Director: Sarah Gavron. Screenplay: Theresa Ikoko, Claire Wilson
Review by Jonny Wright

Shola (aka Rocks) and her younger brother Emmanuel are brought up by their troubled Nigerian single mother, Funke. When her mother goes, leaving a note and a bit of cash on the table, teenage Shola is forced to step into her mother’s shoes and fend for herself and her younger brother. The charm of Rocks is that despite this very bleak set up, this is in no way ‘struggle porn’. The warmth of the story, the characters and the performances mean you don’t walk away wanting to stick your head in a gas oven. However, the movie doesn’t shy away from very real dangers in a capital city sleepwalking into a Dickensian tale of two cities. London is one of the wealthiest cities in the world, but for many Londoners, that wealth is impossible to tap into. Much like writer Theresa Ikoko’s fantastic play Girls (about the Chibok schoolgirls), Rocks manages to make a very dark situation a really enjoyable watch.

The freedom given to the actors to weave in improvisational moments allows for a naturalism rarely seen with such a young cast, and the vibrancy and authenticity of their performances shines through. The most heart-wrenching moments revolve around the resilient but vulnerable Bukky Bakray as Shola, trying to shelter her brother from their mother’s disappearance and mental illness, whilst often forgetting that she herself is still a child. We are torn, wanting them to stay off the radar of meddling middleclass friends, nosey neighbours, teachers and social services until their mother returns, while knowing that this may not be for the best in the long run.

Rocks shares a youthful energy and humour with its East London counterpart Kidulthood (2006) and with its transatlantic cousin Kids (1995), but with tour de force performances by young women at the heart of it. It’s refreshing to see a female-centric coming-of-age story which isn’t centred on teenage angst or how to impress a boy. Shola dreams of becoming a ‘billionaire’ as a make-up artist, but the make-up she does for 50p a pop at school seems to be about girls looking good for themselves (and Instagram) rather than chasing any princes.

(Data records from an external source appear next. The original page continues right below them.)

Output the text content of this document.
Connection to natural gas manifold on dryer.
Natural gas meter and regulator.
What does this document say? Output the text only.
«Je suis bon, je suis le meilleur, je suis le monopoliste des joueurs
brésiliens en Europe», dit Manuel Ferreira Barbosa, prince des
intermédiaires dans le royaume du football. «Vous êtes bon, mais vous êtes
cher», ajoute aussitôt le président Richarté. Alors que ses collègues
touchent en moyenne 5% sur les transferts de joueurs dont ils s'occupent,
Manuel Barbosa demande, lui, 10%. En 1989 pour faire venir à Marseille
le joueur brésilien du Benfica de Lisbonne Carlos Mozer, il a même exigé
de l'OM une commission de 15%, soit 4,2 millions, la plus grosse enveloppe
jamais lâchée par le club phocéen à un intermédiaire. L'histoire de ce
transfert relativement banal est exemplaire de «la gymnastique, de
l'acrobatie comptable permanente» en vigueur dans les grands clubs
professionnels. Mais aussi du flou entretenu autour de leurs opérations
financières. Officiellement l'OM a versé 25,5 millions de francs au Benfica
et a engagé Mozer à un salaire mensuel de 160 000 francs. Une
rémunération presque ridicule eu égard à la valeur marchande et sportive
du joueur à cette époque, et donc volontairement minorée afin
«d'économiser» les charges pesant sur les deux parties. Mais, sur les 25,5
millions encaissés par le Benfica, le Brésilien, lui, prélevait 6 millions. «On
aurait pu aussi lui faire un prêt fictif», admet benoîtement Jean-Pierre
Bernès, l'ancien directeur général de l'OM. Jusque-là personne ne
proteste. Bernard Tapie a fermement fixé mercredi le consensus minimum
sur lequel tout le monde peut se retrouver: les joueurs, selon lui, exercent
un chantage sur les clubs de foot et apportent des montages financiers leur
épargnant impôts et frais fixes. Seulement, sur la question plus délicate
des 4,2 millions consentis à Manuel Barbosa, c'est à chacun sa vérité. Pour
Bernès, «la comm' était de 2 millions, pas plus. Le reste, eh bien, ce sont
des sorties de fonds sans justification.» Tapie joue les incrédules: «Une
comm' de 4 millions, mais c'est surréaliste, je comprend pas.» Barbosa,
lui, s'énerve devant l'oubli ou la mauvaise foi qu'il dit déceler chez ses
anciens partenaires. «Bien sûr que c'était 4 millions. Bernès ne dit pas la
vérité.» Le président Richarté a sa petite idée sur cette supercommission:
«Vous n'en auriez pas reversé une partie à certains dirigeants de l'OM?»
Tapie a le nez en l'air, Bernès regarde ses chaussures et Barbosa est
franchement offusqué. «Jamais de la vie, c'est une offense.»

Whereas Eastenders seems stuck in a pre-white flight era, Rocks perfectly encapsulates East London now. Doing make-up for a white friend, Shola says, ‘I don’t have stuff in your colour cos I never get white clients’, and a boy she meets says he is ‘Chinese, Jamaican, Ukrainian, English. They call me the melting pot, fam.’ The Danny Dyers have long since moved to Essex – this is the new East End, and it’s beautiful. From the ‘white’ classmate who tells of her Gypsy grandparents dying in a concentration camp, to a Somali engagement party, to a heart-breaking scene where Shola calls her Yoruba-speaking grandmother in Nigeria to ask her if she’s heard from her mother, Rocks provides an intimate exploration of a diverse East London which has been there for years but is rarely shown on screen. What unites all the characters, as the film’s climax takes us out of the city to grapple with the question of ‘black flight’, is that they are all Londoners. As a portrait of our diverse metropolis, Rocks absolutely rocks.